If you boil a funny bone you get a laughing stock. Now that's humerus Courtesy, if you can call it that, of someone on my wife's face book page.
I'm at words for a loss... loss: noun - misfortune,deficit, something misplaced or lost synonyms: accident, casualty, catastrophe, cost, damage, defeat, destruction, disaster, failure, fall, injury, trouble
A tourist was travelling outback Australia when he came to a small town called “Mercy”. He saw a cafe with a sign “try our famous Koala tea”. Intrigued he thought he would try it. As the waitress was pouring the tea he noticed tea leaves were floating in it. Annoyed he asked why she didn’t use a strainer. She relied “But sir! Everyone knows that the koala tea of Mercy is not strained!”
Then there is an old fav science pun - be prepared it is a stinker! Everyone knows that negative ions make you feel good and it has been theorised that we like stroking cats because the action of stroking fur produces negative ions. But I do not know if that can be true because how can negative ions be cations?
Okay Just a little shaggy dog punishment A skeptical anthropologist was cataloguing South American folk remedies with the assistance of a tribal pujo who indicated that the leaves of a particular fern were a sure cure for any case of constipation. When the anthropologist expressed his doubts, the pujo looked him in the eye and said, “Let me tell you, with fronds like these, you don’t need enemas.”
Two years ago, we had annual passes to Disneyland and visited it about every week. I offered up a wonderful line but the BORES at Disneyland would have none of it. They didn't want me to come back for copyright infringement and litigation, I suppose: What did Winnie the Pooh say to Tigger? You scratch my back and I'll scratch Eeyore's.
I’ve just been given a framed picture of the Leaning Tower of Pisa; I can’t get the damn thing to hang straight.
The Canadian government has set up a lottery, only for people in the north. You have to be Inuit to win it.

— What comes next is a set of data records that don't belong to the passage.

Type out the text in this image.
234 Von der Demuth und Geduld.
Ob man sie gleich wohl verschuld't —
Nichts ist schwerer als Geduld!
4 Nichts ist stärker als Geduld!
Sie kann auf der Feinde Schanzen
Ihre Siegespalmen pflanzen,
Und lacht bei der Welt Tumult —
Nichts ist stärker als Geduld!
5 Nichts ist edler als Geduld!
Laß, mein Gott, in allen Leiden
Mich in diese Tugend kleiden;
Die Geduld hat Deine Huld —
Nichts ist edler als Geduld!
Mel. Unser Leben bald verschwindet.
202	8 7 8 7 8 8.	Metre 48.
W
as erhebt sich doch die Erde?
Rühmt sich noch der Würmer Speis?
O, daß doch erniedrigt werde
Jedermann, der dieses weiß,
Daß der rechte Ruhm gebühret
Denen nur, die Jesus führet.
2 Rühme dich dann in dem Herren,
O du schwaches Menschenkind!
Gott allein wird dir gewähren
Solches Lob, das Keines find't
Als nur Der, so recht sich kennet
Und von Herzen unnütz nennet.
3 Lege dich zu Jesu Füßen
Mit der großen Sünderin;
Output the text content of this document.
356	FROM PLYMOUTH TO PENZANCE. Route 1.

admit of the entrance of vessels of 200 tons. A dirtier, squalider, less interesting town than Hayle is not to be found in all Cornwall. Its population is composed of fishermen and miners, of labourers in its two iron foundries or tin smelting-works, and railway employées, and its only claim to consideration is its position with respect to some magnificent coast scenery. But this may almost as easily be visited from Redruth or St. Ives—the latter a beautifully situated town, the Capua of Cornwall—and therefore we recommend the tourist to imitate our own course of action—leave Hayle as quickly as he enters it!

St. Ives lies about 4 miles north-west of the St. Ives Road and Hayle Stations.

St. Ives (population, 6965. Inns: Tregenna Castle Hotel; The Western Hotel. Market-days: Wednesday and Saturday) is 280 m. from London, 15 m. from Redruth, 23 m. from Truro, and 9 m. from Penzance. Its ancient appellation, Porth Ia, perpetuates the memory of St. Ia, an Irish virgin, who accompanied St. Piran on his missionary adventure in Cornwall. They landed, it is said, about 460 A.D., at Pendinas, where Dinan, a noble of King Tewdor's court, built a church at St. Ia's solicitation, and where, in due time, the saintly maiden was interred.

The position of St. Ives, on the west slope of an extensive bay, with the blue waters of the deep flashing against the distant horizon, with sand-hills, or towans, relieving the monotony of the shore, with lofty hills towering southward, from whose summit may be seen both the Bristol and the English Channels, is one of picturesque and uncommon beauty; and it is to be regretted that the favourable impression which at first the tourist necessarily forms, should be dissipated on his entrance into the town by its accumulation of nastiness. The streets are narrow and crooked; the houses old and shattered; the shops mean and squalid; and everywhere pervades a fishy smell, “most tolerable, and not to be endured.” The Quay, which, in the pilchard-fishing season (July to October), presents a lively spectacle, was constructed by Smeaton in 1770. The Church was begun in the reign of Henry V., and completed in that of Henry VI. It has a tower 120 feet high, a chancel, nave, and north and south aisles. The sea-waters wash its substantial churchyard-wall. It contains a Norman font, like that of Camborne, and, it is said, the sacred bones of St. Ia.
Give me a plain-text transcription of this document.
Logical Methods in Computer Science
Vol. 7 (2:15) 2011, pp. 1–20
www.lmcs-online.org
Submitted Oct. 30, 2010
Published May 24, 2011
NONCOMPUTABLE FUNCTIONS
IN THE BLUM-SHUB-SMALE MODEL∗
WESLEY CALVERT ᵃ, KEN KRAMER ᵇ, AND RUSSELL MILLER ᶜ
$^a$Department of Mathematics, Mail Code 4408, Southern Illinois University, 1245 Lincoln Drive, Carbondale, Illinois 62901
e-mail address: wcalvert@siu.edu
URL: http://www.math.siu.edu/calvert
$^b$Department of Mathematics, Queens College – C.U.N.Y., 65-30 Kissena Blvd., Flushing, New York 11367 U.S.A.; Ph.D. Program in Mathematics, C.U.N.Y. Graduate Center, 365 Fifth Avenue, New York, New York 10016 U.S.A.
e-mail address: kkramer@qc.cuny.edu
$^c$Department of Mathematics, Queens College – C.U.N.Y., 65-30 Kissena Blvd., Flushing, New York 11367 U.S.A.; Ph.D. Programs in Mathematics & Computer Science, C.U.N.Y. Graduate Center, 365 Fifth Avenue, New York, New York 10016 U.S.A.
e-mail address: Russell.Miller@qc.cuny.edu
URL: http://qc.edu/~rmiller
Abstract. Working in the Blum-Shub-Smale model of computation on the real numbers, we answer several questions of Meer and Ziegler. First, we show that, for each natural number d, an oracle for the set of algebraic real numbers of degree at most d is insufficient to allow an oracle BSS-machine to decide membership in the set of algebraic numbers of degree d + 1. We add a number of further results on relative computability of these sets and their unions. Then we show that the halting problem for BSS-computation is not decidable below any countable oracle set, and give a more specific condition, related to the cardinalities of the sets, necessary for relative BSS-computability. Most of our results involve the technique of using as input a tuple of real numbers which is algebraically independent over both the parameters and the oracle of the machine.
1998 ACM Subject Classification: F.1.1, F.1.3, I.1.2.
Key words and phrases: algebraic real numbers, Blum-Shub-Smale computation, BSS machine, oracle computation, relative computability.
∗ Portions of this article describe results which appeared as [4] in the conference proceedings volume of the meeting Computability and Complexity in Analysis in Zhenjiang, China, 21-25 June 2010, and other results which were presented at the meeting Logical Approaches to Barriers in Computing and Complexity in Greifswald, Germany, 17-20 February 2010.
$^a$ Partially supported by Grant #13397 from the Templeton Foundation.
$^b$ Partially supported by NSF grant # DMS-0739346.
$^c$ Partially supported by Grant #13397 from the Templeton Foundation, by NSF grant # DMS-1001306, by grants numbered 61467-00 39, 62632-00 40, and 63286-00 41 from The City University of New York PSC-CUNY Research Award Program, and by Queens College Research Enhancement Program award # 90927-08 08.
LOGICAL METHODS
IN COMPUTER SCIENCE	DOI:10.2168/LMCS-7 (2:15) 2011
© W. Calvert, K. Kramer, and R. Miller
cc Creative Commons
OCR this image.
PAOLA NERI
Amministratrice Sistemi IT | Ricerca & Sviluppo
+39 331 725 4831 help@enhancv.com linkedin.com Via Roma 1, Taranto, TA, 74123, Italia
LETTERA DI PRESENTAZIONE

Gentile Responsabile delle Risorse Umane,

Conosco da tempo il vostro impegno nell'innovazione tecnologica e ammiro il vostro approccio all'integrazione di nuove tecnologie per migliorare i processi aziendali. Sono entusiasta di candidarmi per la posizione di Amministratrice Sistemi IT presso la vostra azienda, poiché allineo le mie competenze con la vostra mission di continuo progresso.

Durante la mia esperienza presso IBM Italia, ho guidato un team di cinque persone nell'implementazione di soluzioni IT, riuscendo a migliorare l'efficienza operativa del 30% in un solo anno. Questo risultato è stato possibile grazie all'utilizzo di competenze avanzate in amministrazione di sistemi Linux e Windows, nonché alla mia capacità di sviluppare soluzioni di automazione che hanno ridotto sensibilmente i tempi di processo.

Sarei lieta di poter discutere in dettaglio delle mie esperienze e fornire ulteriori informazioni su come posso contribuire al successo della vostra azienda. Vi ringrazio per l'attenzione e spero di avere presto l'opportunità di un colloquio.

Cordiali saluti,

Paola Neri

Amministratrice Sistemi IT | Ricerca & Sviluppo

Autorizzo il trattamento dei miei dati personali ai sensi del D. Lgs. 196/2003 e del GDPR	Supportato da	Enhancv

Never heard it before my self. Here's another couple you might appreciate more. I was walking through the corn maze the other day. Sudeenly I felt like I was being stalked. I was really eerie. What did the None say to the man that offered her a cigarette? No thanks one habit is plenty.
Okay..... This one is a “Feghoot” from the golden age of SF and Through time and space with Ferdinand Feghoot” It is for all you Yankees out there Tarzan, Lord of the Jungle, was innocently leaping from tree to tree one fine day, when a band of crazed cannibals ambushed and killed him. They devoured him almost immediately, except for the lining of his stomach which they stretched over a hollow log to make a bongo drum, and gave it to the son of the chief cannibal. The boy was delightedwith his new drum and played it constantly for weeks. Until one day, he came crying to his father the chief. "Daddy," he whimpered, "my bongo drum rotted away." "Son," replied the chief, "you can't play 'Tarzan's Tripe Forever.'"
Garyd, "It was really eerie," not "I was really eerie." She's a Nun, not a "None." And it's "myself," one word, not two.
Two polar bears were gonna have an ice wedding in Greenland, but the groom left. He got cold feet suddenly.
Woman took her husband to a marriage counselor, and the counselor asked what the problem was. "He's always making Star Wars puns and it's driving me bonkers." The husband said, "Divorce is strong with this one."